Natural Human Curiosity 1-28-2006
Saturday, January 28th, 2006Every time I get held up by rubberneckers (people who slow down on the highway to practice Schadenfreude by taking an overactive interest in other people’s injuries and auto accidents), I impatiently search the top of my eyelids for an answer to the human condition. Is the imagery of “rubberneckers” -people stretching their necks out to get more of a bad thing- a Darwinian evolutionary reference to giraffes with longer necks? After all, these are technically people who will get to carry their seed on to another generation, having trumped fate by not being the one to get into an accident)

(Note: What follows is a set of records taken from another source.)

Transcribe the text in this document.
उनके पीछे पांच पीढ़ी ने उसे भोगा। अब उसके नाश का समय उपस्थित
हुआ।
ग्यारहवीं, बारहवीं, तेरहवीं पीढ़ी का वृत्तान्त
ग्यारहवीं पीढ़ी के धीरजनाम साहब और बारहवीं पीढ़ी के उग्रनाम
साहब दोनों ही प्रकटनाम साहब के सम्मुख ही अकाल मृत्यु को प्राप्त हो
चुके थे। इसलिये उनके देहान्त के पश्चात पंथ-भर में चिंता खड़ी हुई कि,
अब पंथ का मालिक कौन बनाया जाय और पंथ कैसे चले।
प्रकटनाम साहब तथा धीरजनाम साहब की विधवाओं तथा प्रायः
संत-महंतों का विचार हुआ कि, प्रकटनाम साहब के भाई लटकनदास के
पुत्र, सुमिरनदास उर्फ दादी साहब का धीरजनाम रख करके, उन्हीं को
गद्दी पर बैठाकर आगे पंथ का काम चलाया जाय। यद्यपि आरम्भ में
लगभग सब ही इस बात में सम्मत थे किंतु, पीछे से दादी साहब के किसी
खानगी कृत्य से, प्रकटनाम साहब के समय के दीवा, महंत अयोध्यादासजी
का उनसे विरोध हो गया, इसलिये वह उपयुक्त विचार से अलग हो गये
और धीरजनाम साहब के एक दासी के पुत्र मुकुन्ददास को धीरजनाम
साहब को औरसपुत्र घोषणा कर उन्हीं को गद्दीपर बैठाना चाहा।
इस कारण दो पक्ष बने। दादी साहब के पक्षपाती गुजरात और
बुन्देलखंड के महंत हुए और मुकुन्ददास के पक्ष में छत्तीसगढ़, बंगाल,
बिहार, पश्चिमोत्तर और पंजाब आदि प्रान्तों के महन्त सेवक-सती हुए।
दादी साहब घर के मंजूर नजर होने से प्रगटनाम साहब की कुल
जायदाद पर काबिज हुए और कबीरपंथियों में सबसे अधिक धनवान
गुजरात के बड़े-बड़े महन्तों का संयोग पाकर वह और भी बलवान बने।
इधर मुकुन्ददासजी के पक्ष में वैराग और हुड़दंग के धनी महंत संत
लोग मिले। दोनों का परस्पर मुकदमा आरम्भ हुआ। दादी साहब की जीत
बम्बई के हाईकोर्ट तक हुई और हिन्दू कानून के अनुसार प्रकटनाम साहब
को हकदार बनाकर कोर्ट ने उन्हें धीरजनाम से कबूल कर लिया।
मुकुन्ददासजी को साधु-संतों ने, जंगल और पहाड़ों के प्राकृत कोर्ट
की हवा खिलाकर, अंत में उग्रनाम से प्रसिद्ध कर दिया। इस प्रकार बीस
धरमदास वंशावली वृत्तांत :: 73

I don’t understand why the New England Journal of Medicine continues to conduct pointless studies attempting to establish correlations between things like consuming diary and picking bad stocks. Personally, I’ll be happy the day they find a link between conducting pointless studies for a journal named after a Northeastern American region and the increase chances of getting cataract. Since that is out of the question, I would ask for the next best thing: A study about people who find an unhealthy interest in the roadside misfortunes of others.
I myself have taken every opportunity to interview rubberneckers on what makes their pleasure a daily passion in life. What exactly is it that is so special about seeing someone’s property destroyed, or their family members being carted off in an ambulance? They shrugged and said, “can’t blame me for having natural human curiosity.”
So I then asked if their natural human curiosity ever made them wonder what goes on in the mind of a bird as it glides over an airplane, or an oyster feeling the roof of its eater’s mouth, what goes on inside a Palestinian boy’s head as he reaches for his first rock, the silkient glide of sea water over sand as it pulls back to the ocean, or the instinct, the assuredness of the whale dipping under the ice after it’s final breath, not knowing how long or how far it’ll have to go before it reaches the next opening for air, or just the fellow from the projects who has his finger on the trigger when the gun is aimed at some new york city actress when she said, “what are you going to do, shoot me?”, did their human curiosity ever made them ask what a street vendor has to do with all that hot food when he has to go to the bathroom (and where does he go?), how does a person in west congo find the reason to get up out of bed each morning, what Coltrane thought when he tasted blood on the 98th minute of improvising on Impressions, what a T’ang poet heard in the wind as he sat on the side of the mountain under the moonlight with his jug of wine, or the white disc a sewage worker sees at the end of the day as he climbs up the manhole, you know: that elation. And while we’re at it, can people who work six days a week actually bid each other to have a good weekend? Did their natural human curiosity bring them to places like these?